The method chosen for her death was so brutal that even the Protestant Elizabeth I, in a letter to the townsfolk of York, distanced herself from the killing.
Just one verse each day.
The northern English town of York boasts a cathedral church among the most magnificent in Europe. While it may rival even Florence’s Duomo or the Cathedral church in Cologne, even the famous York Minster cannot claim the title “pearl of the city.” That attribution—the Pearl of York—belongs to the saint and martyr Margaret Clitherow (1556-1586). She died 437 years ago today, March 25, 1586.
Along with 39 other martyrs of the English reformation, she was canonized by Pope Paul VI in 1970, who recognized the title invoked by Catholics of the region. She is indeed the Pearl of York.
For residents of Elizabethan Yorkshire, Margaret Clitherow began as an unlikely martyr. Daughter of the sheriff of York, her family observed Henry VIII’s newly established state religion. Despite the unhappy legal consequences, Margaret converted to Catholicism sometime in 1574. Evidently, the wife of a prominent local Catholic instructed her in the apostolic faith. Late 16th-century England did not present an easy time to become a Catholic. Margaret was imprisoned three times for failing to observe aspects of the state religion. After a prison stay of some 20 months, which afforded her the opportunity to learn to read Latin, she made a pilgrimage to the gallows at Tyburn where five priests had been hanged in the two years prior.

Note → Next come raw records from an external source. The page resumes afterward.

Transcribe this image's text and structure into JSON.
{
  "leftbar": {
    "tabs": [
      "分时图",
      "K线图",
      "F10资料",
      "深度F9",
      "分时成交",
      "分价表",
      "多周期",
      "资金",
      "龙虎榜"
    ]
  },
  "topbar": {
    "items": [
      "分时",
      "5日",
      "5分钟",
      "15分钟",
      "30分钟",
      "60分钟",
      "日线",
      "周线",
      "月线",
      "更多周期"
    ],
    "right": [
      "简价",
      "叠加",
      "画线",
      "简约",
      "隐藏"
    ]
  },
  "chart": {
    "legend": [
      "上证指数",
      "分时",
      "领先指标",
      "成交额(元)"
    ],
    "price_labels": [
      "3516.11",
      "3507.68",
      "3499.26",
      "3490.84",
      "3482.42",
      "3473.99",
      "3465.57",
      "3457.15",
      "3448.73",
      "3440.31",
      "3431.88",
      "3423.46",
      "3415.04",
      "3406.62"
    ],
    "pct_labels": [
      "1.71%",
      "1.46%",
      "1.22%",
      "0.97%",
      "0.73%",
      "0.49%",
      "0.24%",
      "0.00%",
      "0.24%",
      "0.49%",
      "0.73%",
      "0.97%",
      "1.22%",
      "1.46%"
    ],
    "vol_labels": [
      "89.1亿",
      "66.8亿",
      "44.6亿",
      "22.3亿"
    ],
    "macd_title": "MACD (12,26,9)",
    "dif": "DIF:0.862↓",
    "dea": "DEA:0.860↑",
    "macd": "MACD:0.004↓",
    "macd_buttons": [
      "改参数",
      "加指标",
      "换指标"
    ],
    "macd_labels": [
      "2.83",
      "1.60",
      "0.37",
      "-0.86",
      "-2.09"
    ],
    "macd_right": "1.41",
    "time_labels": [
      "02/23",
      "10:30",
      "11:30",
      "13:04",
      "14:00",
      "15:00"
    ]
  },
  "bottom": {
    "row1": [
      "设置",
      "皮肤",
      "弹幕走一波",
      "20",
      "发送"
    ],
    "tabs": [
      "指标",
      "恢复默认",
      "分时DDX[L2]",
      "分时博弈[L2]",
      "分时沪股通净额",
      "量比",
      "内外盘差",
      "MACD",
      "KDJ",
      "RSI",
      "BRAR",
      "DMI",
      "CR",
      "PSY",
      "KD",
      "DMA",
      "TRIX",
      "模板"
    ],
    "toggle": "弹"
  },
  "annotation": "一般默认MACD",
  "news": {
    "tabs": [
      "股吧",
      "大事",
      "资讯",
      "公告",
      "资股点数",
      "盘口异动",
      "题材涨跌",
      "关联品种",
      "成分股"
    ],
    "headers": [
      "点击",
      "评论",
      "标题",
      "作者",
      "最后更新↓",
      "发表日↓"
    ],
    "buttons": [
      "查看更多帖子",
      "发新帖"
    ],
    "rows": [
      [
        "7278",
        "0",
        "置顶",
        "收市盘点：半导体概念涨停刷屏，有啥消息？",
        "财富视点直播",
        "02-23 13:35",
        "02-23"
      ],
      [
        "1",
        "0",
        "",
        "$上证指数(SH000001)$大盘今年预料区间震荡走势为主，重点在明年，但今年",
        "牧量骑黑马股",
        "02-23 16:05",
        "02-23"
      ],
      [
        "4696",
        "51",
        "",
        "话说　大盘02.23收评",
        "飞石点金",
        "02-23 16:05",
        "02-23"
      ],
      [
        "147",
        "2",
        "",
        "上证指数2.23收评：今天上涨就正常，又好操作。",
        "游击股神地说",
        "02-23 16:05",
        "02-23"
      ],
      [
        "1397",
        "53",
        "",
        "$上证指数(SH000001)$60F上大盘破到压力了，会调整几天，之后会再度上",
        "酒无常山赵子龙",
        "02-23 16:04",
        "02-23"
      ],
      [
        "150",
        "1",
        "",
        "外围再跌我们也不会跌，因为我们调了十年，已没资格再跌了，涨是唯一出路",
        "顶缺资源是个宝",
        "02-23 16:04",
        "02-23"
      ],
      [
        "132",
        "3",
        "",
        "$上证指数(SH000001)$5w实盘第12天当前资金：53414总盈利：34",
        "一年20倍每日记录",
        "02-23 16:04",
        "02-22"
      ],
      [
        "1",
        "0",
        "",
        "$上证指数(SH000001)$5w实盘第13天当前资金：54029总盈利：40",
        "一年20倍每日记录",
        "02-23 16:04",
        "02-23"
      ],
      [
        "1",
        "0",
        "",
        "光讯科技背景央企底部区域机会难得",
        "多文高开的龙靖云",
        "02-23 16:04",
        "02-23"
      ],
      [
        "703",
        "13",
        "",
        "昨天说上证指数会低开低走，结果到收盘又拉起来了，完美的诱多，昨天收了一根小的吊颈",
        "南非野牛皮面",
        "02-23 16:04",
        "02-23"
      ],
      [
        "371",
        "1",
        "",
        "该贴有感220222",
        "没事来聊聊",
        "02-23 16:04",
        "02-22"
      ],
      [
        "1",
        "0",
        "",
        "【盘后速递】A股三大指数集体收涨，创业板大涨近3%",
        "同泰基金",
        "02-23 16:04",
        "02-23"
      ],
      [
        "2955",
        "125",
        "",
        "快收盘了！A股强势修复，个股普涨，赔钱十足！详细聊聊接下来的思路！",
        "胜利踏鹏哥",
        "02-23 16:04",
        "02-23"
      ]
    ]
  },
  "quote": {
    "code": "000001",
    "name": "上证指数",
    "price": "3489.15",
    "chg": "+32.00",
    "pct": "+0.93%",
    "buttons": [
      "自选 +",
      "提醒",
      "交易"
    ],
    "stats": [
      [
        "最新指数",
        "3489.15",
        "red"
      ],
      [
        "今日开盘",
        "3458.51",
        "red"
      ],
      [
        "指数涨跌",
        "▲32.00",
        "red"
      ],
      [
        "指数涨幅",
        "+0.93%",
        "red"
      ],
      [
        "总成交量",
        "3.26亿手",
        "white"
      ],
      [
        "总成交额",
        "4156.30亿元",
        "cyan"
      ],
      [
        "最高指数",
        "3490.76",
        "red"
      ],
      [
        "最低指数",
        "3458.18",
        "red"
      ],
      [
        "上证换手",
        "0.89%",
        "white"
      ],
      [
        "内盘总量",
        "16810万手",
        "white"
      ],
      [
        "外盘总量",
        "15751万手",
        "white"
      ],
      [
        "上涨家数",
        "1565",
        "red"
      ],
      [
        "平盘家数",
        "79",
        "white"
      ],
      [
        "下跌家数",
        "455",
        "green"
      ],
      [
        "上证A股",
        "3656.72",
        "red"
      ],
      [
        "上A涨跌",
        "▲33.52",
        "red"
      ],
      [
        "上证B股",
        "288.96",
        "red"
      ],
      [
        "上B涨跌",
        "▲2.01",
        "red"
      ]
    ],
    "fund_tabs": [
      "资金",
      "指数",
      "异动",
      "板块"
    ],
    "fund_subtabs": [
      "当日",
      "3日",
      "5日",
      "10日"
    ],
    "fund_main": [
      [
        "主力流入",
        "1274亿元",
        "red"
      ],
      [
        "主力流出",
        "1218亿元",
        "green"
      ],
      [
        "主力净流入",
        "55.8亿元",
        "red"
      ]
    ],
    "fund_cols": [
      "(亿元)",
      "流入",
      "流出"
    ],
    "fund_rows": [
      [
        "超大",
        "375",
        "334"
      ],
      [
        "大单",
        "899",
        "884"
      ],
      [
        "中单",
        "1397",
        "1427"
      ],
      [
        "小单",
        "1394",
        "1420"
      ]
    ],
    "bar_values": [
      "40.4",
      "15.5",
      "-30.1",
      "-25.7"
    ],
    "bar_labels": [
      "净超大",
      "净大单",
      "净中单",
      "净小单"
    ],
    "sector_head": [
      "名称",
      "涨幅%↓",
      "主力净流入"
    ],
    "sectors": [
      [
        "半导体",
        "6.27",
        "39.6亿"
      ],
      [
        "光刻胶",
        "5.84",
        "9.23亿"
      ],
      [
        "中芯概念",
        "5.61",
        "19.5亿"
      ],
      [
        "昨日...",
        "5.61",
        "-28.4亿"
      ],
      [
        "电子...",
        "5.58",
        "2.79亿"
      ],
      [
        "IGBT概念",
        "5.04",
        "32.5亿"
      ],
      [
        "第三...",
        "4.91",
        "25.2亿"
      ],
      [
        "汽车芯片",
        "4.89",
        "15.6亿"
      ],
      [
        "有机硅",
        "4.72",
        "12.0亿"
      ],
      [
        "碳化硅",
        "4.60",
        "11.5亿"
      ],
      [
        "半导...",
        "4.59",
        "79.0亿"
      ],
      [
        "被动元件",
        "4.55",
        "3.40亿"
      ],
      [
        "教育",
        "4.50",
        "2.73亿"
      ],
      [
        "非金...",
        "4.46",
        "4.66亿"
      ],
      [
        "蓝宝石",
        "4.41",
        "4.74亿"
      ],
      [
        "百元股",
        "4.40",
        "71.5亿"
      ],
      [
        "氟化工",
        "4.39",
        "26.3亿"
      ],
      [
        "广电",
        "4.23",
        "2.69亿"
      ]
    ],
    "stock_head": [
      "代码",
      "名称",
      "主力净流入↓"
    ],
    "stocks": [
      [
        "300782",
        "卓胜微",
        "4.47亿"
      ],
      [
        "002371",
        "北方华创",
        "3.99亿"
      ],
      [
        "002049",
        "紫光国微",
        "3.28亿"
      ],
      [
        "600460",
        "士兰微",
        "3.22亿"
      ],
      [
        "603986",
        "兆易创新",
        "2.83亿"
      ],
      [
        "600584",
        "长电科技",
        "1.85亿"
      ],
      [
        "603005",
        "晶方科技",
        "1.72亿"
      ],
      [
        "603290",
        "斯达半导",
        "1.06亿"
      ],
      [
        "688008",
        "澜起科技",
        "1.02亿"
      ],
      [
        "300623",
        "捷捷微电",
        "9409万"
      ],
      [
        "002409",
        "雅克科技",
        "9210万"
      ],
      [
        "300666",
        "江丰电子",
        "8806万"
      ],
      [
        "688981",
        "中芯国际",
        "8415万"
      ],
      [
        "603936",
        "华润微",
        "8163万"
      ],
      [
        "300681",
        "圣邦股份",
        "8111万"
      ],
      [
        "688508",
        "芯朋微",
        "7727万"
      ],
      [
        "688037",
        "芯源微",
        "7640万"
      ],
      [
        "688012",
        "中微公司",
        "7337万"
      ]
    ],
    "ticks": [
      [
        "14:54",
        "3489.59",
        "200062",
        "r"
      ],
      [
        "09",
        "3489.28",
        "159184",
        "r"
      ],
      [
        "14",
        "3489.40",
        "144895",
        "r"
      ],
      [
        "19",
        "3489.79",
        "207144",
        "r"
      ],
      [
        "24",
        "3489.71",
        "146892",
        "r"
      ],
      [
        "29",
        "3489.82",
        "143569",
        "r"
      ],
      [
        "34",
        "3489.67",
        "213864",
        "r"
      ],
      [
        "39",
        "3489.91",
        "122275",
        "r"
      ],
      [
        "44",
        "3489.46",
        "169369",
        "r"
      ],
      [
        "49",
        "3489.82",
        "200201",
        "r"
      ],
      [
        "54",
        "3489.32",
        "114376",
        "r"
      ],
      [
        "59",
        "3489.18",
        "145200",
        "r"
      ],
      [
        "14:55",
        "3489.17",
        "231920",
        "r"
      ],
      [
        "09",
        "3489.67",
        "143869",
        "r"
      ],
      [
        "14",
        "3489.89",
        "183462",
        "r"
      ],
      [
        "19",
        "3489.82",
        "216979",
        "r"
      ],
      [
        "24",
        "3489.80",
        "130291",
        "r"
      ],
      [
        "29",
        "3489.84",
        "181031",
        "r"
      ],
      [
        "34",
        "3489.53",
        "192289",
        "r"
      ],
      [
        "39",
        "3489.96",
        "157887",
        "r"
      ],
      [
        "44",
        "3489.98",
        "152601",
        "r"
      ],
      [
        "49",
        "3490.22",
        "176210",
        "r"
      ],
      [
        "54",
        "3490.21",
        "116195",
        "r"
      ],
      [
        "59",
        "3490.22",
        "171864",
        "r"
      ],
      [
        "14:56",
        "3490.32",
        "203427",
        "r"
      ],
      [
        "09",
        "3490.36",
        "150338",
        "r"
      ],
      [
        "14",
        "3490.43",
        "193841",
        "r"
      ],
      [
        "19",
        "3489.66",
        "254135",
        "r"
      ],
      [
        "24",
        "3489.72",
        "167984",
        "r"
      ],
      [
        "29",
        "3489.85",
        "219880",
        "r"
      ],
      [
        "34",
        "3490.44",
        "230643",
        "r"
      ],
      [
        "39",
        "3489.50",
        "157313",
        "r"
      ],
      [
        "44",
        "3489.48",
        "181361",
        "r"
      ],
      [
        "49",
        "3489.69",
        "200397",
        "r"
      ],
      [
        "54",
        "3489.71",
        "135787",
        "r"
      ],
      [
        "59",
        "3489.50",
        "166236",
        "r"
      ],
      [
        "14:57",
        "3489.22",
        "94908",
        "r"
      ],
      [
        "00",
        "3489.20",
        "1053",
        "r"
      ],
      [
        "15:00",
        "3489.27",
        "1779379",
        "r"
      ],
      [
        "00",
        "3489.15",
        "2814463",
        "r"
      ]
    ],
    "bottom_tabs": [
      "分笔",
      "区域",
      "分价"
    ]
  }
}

Soon Margaret’s home become a center of clandestine Catholic life in late 16th-century Yorkshire. In 1581 the English Parliament had made the harboring of Catholic priests an offense punishable by death. At the time, wealthy Catholic homes enjoyed the space to host priests—especially Jesuits—without detection of the townsfolk. Margaret disliked this restriction of sacramental life to those with financial means to escape notice of the Protestant officials.
She began reserving in a hidden cupboard the vestments and necessities for divine worship. Eventually, when her giving hospitality to Catholic priests was discovered, Protestant officials of the state ordered her execution. The method chosen—being crushed by heavy weights—was so brutal that even the Protestant Elizabeth I, in a letter to the townsfolk of York, distanced herself from the killing.
3 Lessons for today
St. Margaret Clitherow, the “Pearl of York,” offers three pertinent lessons for today’s Catholic.
First, Catholic life revolves around the sacraments. Preaching and devotional exercises find their fulfillment in the sacred liturgy and sacramental life of the Church. In what perhaps could have been made clearer in recent years, for those in danger of death the sacraments of Penance and Holy Anointing remain the only means Christ established to ready a soul for Heaven. Pandemic or not, any priest should risk death to ensure Catholics receive these saving sacraments. More generally, Catholic life is marked by the regular reception of the sacraments. Other devotional exercises may have escaped the notice of Yorkshire officials. Yet, Margaret gave her life to ensure the sacraments were available to the people of York. Put simply, the sacraments of the Church are worth dying for.
Second, Margaret Clitherow, like any ecclesially recognized martyr, reminds us that for the Christian, inconveniences and even great sufferings are part of the package. As Benedict XVI reminded us: “Those who suffer are God’s neighbors.” Even the prospect of death did not deter the Pearl of York from making available, through the instrumentality of the priest, the means to Heaven. Crosses large and small should be embraced. Faith in the power of the Cross—re-presented every day at the altar—casts out all fear.
Third, York’s favorite saint harbored priests. That is to say, St. Margaret Clitherow recognized that in the divine constitution of the Church priests occupy an indispensable place. Right-thinking Catholics love their priests. Then and now, they are generous with their shortcomings. They welcome them into their homes and into their lives. They do so not because of the priest’s personality or whatever status his presence may still afford them. Rather, Catholics of sound mind see in the priest something of Christ himself. They recognize how Christ has established his Church. This truth of the Christian religion is not clerical, nor should it make the priest arrogant. Rather, reflection upon it makes him want to be holy.
Four centuries ago today, the martyrdom of Margaret Clitherow shocked England and it has inspired Catholics until the present moment. Today the Church exalts St. Margaret Clitherow’s undaunted courage, passionate faith, and unfailing perseverance.
Small wonder, she is the Pearl of York.